Hello.  Has anyone ever made soap gemstones? I have found these:
http://www.wholesalesuppliesplus.com/RecipeDetail.aspx?RecipeID=39
http://www.soapqueen.com/bath-and-body-tutorials/melt-and-pour-soap/gorgeous-geode-soap-tutorial/

But part of me thinks it must be a lot more complicated.  Has anyone tried this?  Have pictures to show? Or helpful hints?  I would like to make something like this for my Papaw’s Christmas present (he was a rock hound back in the day).


----------



## lsg (Nov 15, 2013)

No, but I think the soap gem stones from this tutorial are more realistic.  I bought the mold, but haven't tried the gem stones yet.
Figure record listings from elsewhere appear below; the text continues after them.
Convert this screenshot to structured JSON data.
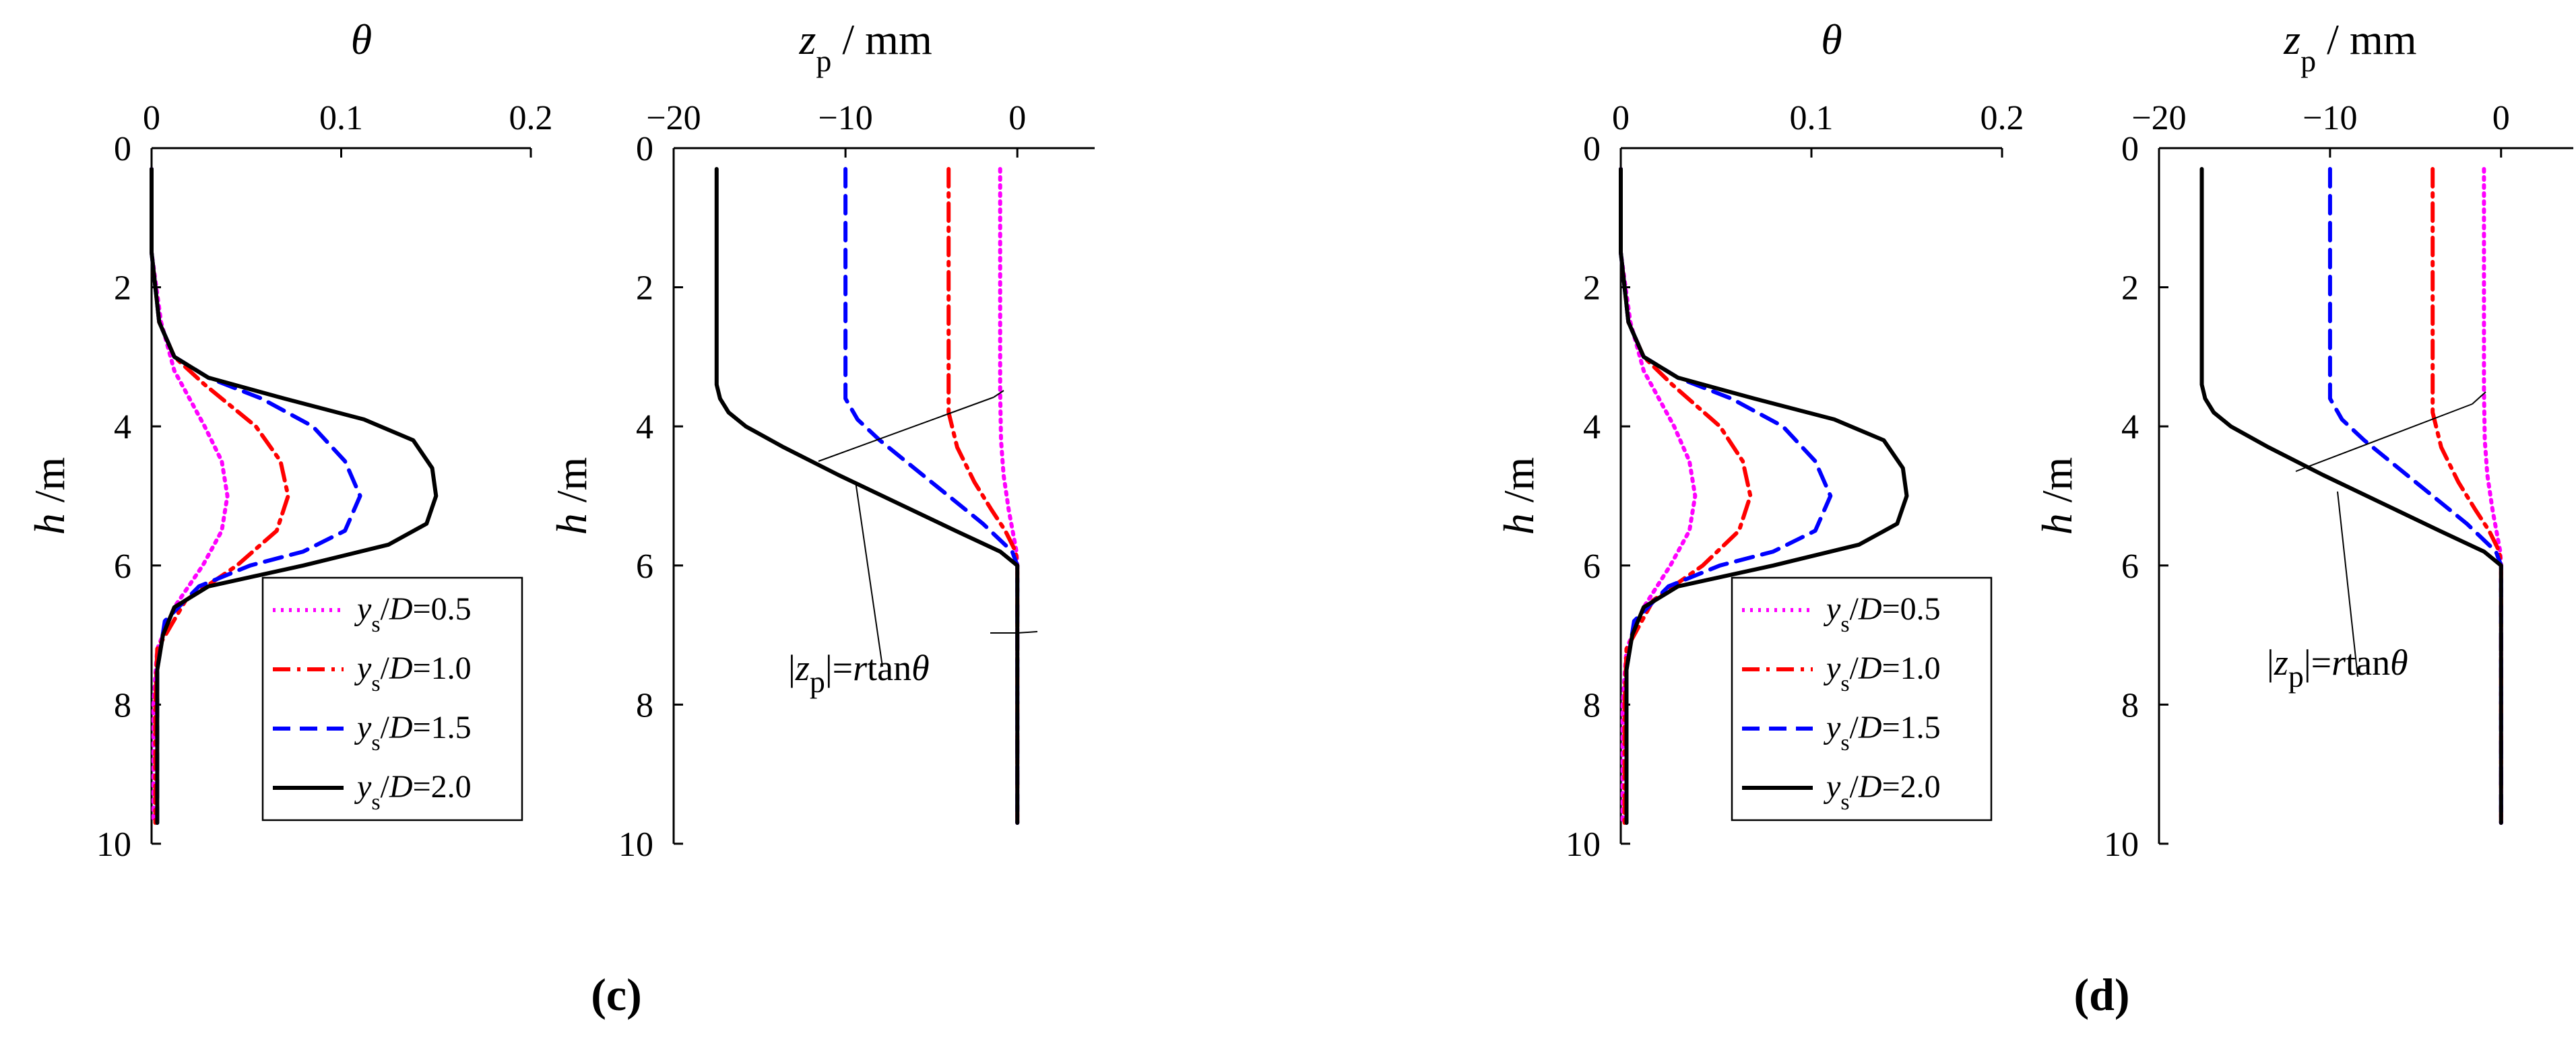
{
  "series_styles": {
    "ys/D=0.5": {
      "color": "#ff00ff",
      "dash": "4 8"
    },
    "ys/D=1.0": {
      "color": "#ff0000",
      "dash": "26 10 5 10"
    },
    "ys/D=1.5": {
      "color": "#0000ff",
      "dash": "26 14"
    },
    "ys/D=2.0": {
      "color": "#000000",
      "dash": ""
    }
  },
  "panels": [
    {
      "label": "(c)",
      "annotation": {
        "prefix": "|",
        "var": "z",
        "sub": "p",
        "mid": "|=",
        "r": "r",
        "tan": "tan",
        "theta": "θ"
      }
    },
    {
      "label": "(d)",
      "annotation": {
        "prefix": "|",
        "var": "z",
        "sub": "p",
        "mid": "|=",
        "r": "r",
        "tan": "tan",
        "theta": "θ"
      }
    }
  ],
  "labels": {
    "theta_xlabel": "θ",
    "zp_xlabel_var": "z",
    "zp_xlabel_sub": "p",
    "zp_xlabel_unit": "/ mm",
    "ylabel_var": "h",
    "ylabel_unit": "/m"
  },
  "chart_data": [
    {
      "panel": "(c) left",
      "type": "line",
      "xlabel": "θ",
      "ylabel": "h /m",
      "xlim": [
        0,
        0.2
      ],
      "ylim": [
        0,
        10
      ],
      "y_inverted": true,
      "x_axis_position": "top",
      "xticks": [
        0,
        0.1,
        0.2
      ],
      "xtick_labels": [
        "0",
        "0.1",
        "0.2"
      ],
      "yticks": [
        0,
        2,
        4,
        6,
        8,
        10
      ],
      "ytick_labels": [
        "0",
        "2",
        "4",
        "6",
        "8",
        "10"
      ],
      "legend_position": "bottom-right",
      "series": [
        {
          "name": "ys/D=0.5",
          "legend": {
            "var": "y",
            "sub": "s",
            "rest": "/D=0.5"
          },
          "h": [
            0.3,
            1.5,
            2.5,
            3.2,
            4.0,
            4.5,
            5.0,
            5.5,
            6.0,
            6.6,
            7.2,
            8.0,
            9.0,
            9.7
          ],
          "x": [
            0.0,
            0.0,
            0.005,
            0.012,
            0.028,
            0.037,
            0.04,
            0.037,
            0.027,
            0.012,
            0.003,
            0.001,
            0.001,
            0.001
          ]
        },
        {
          "name": "ys/D=1.0",
          "legend": {
            "var": "y",
            "sub": "s",
            "rest": "/D=1.0"
          },
          "h": [
            0.3,
            1.5,
            2.5,
            3.0,
            3.4,
            4.0,
            4.5,
            5.0,
            5.5,
            6.0,
            6.5,
            7.2,
            8.0,
            9.7
          ],
          "x": [
            0.0,
            0.0,
            0.004,
            0.012,
            0.028,
            0.055,
            0.068,
            0.072,
            0.066,
            0.045,
            0.018,
            0.003,
            0.002,
            0.002
          ]
        },
        {
          "name": "ys/D=1.5",
          "legend": {
            "var": "y",
            "sub": "s",
            "rest": "/D=1.5"
          },
          "h": [
            0.3,
            1.5,
            2.5,
            3.0,
            3.3,
            3.6,
            4.0,
            4.5,
            5.0,
            5.5,
            5.8,
            6.0,
            6.3,
            6.8,
            7.5,
            8.0,
            9.7
          ],
          "x": [
            0.0,
            0.0,
            0.004,
            0.012,
            0.03,
            0.058,
            0.085,
            0.102,
            0.11,
            0.102,
            0.08,
            0.052,
            0.025,
            0.007,
            0.003,
            0.003,
            0.003
          ]
        },
        {
          "name": "ys/D=2.0",
          "legend": {
            "var": "y",
            "sub": "s",
            "rest": "/D=2.0"
          },
          "h": [
            0.3,
            1.5,
            2.5,
            3.0,
            3.3,
            3.6,
            3.9,
            4.2,
            4.6,
            5.0,
            5.4,
            5.7,
            6.0,
            6.3,
            6.6,
            7.0,
            7.5,
            8.0,
            9.7
          ],
          "x": [
            0.0,
            0.0,
            0.004,
            0.012,
            0.03,
            0.07,
            0.112,
            0.138,
            0.148,
            0.15,
            0.145,
            0.125,
            0.08,
            0.03,
            0.012,
            0.006,
            0.003,
            0.003,
            0.003
          ]
        }
      ]
    },
    {
      "panel": "(c) right",
      "type": "line",
      "xlabel": "zp / mm",
      "ylabel": "h /m",
      "xlim": [
        -20,
        4.5
      ],
      "ylim": [
        0,
        10
      ],
      "y_inverted": true,
      "x_axis_position": "top",
      "xticks": [
        -20,
        -10,
        0
      ],
      "xtick_labels": [
        "−20",
        "−10",
        "0"
      ],
      "yticks": [
        0,
        2,
        4,
        6,
        8,
        10
      ],
      "ytick_labels": [
        "0",
        "2",
        "4",
        "6",
        "8",
        "10"
      ],
      "series": [
        {
          "name": "ys/D=0.5",
          "h": [
            0.3,
            3.5,
            4.2,
            4.7,
            5.2,
            5.6,
            5.8,
            6.0,
            9.7
          ],
          "x": [
            -1.0,
            -1.0,
            -0.95,
            -0.8,
            -0.5,
            -0.2,
            -0.05,
            0.0,
            0.0
          ]
        },
        {
          "name": "ys/D=1.0",
          "h": [
            0.3,
            3.8,
            4.3,
            4.8,
            5.2,
            5.5,
            5.8,
            6.0,
            9.7
          ],
          "x": [
            -4.0,
            -4.0,
            -3.5,
            -2.5,
            -1.5,
            -0.7,
            -0.1,
            0.0,
            0.0
          ]
        },
        {
          "name": "ys/D=1.5",
          "h": [
            0.3,
            3.6,
            3.9,
            4.2,
            4.6,
            5.0,
            5.4,
            5.8,
            6.0,
            9.7
          ],
          "x": [
            -10.0,
            -10.0,
            -9.3,
            -8.0,
            -6.0,
            -4.0,
            -2.0,
            -0.3,
            0.0,
            0.0
          ]
        },
        {
          "name": "ys/D=2.0",
          "h": [
            0.3,
            3.4,
            3.6,
            3.8,
            4.0,
            4.3,
            4.7,
            5.1,
            5.5,
            5.8,
            6.0,
            9.7
          ],
          "x": [
            -17.5,
            -17.5,
            -17.3,
            -16.8,
            -15.8,
            -13.6,
            -10.4,
            -7.0,
            -3.6,
            -1.0,
            0.0,
            0.0
          ]
        }
      ]
    },
    {
      "panel": "(d) left",
      "type": "line",
      "xlabel": "θ",
      "ylabel": "h /m",
      "xlim": [
        0,
        0.2
      ],
      "ylim": [
        0,
        10
      ],
      "y_inverted": true,
      "x_axis_position": "top",
      "xticks": [
        0,
        0.1,
        0.2
      ],
      "xtick_labels": [
        "0",
        "0.1",
        "0.2"
      ],
      "yticks": [
        0,
        2,
        4,
        6,
        8,
        10
      ],
      "ytick_labels": [
        "0",
        "2",
        "4",
        "6",
        "8",
        "10"
      ],
      "legend_position": "bottom-right",
      "series": [
        {
          "name": "ys/D=0.5",
          "legend": {
            "var": "y",
            "sub": "s",
            "rest": "/D=0.5"
          },
          "h": [
            0.3,
            1.5,
            2.5,
            3.2,
            4.0,
            4.5,
            5.0,
            5.5,
            6.0,
            6.6,
            7.2,
            8.0,
            9.0,
            9.7
          ],
          "x": [
            0.0,
            0.0,
            0.005,
            0.012,
            0.028,
            0.036,
            0.039,
            0.036,
            0.026,
            0.012,
            0.003,
            0.001,
            0.001,
            0.001
          ]
        },
        {
          "name": "ys/D=1.0",
          "legend": {
            "var": "y",
            "sub": "s",
            "rest": "/D=1.0"
          },
          "h": [
            0.3,
            1.5,
            2.5,
            3.0,
            3.4,
            4.0,
            4.5,
            5.0,
            5.5,
            6.0,
            6.5,
            7.2,
            8.0,
            9.7
          ],
          "x": [
            0.0,
            0.0,
            0.004,
            0.012,
            0.027,
            0.052,
            0.064,
            0.068,
            0.062,
            0.043,
            0.017,
            0.003,
            0.002,
            0.002
          ]
        },
        {
          "name": "ys/D=1.5",
          "legend": {
            "var": "y",
            "sub": "s",
            "rest": "/D=1.5"
          },
          "h": [
            0.3,
            1.5,
            2.5,
            3.0,
            3.3,
            3.6,
            4.0,
            4.5,
            5.0,
            5.5,
            5.8,
            6.0,
            6.3,
            6.8,
            7.5,
            8.0,
            9.7
          ],
          "x": [
            0.0,
            0.0,
            0.004,
            0.012,
            0.03,
            0.058,
            0.085,
            0.102,
            0.11,
            0.102,
            0.08,
            0.052,
            0.025,
            0.007,
            0.003,
            0.003,
            0.003
          ]
        },
        {
          "name": "ys/D=2.0",
          "legend": {
            "var": "y",
            "sub": "s",
            "rest": "/D=2.0"
          },
          "h": [
            0.3,
            1.5,
            2.5,
            3.0,
            3.3,
            3.6,
            3.9,
            4.2,
            4.6,
            5.0,
            5.4,
            5.7,
            6.0,
            6.3,
            6.6,
            7.0,
            7.5,
            8.0,
            9.7
          ],
          "x": [
            0.0,
            0.0,
            0.004,
            0.012,
            0.03,
            0.07,
            0.112,
            0.138,
            0.148,
            0.15,
            0.145,
            0.125,
            0.08,
            0.03,
            0.012,
            0.006,
            0.003,
            0.003,
            0.003
          ]
        }
      ]
    },
    {
      "panel": "(d) right",
      "type": "line",
      "xlabel": "zp / mm",
      "ylabel": "h /m",
      "xlim": [
        -20,
        4.5
      ],
      "ylim": [
        0,
        10
      ],
      "y_inverted": true,
      "x_axis_position": "top",
      "xticks": [
        -20,
        -10,
        0
      ],
      "xtick_labels": [
        "−20",
        "−10",
        "0"
      ],
      "yticks": [
        0,
        2,
        4,
        6,
        8,
        10
      ],
      "ytick_labels": [
        "0",
        "2",
        "4",
        "6",
        "8",
        "10"
      ],
      "series": [
        {
          "name": "ys/D=0.5",
          "h": [
            0.3,
            3.5,
            4.2,
            4.7,
            5.2,
            5.6,
            5.8,
            6.0,
            9.7
          ],
          "x": [
            -1.0,
            -1.0,
            -0.95,
            -0.8,
            -0.5,
            -0.2,
            -0.05,
            0.0,
            0.0
          ]
        },
        {
          "name": "ys/D=1.0",
          "h": [
            0.3,
            3.8,
            4.3,
            4.8,
            5.2,
            5.5,
            5.8,
            6.0,
            9.7
          ],
          "x": [
            -4.0,
            -4.0,
            -3.5,
            -2.5,
            -1.5,
            -0.7,
            -0.1,
            0.0,
            0.0
          ]
        },
        {
          "name": "ys/D=1.5",
          "h": [
            0.3,
            3.6,
            3.9,
            4.2,
            4.6,
            5.0,
            5.4,
            5.8,
            6.0,
            9.7
          ],
          "x": [
            -10.0,
            -10.0,
            -9.3,
            -8.0,
            -6.0,
            -4.0,
            -2.0,
            -0.3,
            0.0,
            0.0
          ]
        },
        {
          "name": "ys/D=2.0",
          "h": [
            0.3,
            3.4,
            3.6,
            3.8,
            4.0,
            4.3,
            4.7,
            5.1,
            5.5,
            5.8,
            6.0,
            9.7
          ],
          "x": [
            -17.5,
            -17.5,
            -17.3,
            -16.8,
            -15.8,
            -13.6,
            -10.4,
            -7.0,
            -3.6,
            -1.0,
            0.0,
            0.0
          ]
        }
      ]
    }
  ]
}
[ame]http://www.youtube.com/watch?v=Kmq__YmV81Q[/ame]


----------



## Sea Beauty Soap (Nov 15, 2013)

Never made them but they look cool.


----------



## ourwolfden (Nov 15, 2013)

lsg- That is awesome!  I love those... I think I need to find those molds!


----------



## ourwolfden (Nov 15, 2013)

Okay lsg, can you point me in the right spot to look?  The company I thought that sold it doesn't have it, it is a smaller mold then this one.   Thanks.


----------



## lsg (Nov 16, 2013)

Here is the link she gave on YouTube:

http://www.scottcrewcandlesupply.co...&p_id=SO069&xm=on&ppinc=detail&hdr=mscottcrew


----------



## ourwolfden (Nov 16, 2013)

Thanks!  Don't know how I didn't see that!!!!!!!!!


----------



## adkaromatherapy (Nov 18, 2013)

I specialize in doing gem/ mineral inspired soaps.  Honestly it just takes a bit of practice, play and patience.  I prefer cutting mine by hand but there are lots of cool looking molds to be had as well.
I made a tutorial a couple years ago on a layered crystal soap you can find here:  http://adkaromatherapy.blogspot.com/2011/07/terra-crystal-tutorial.html

Best of luck in your endeavors!


----------



## ourwolfden (Nov 18, 2013)

adkaromatherapy said:


> I specialize in doing gem/ mineral inspired soaps. Honestly it just takes a bit of practice, play and patience. I prefer cutting mine by hand but there are lots of cool looking molds to be had as well.
> I made a tutorial a couple years ago on a layered crystal soap you can find here: http://adkaromatherapy.blogspot.com/2011/07/terra-crystal-tutorial.html
> 
> Best of luck in your endeavors!


 

That is awesome, thank you so much!


----------



## paillo (Nov 19, 2013)

That is a fabulous tutorial, your sharing it is very much appreciated! And gorgeous soaps!


----------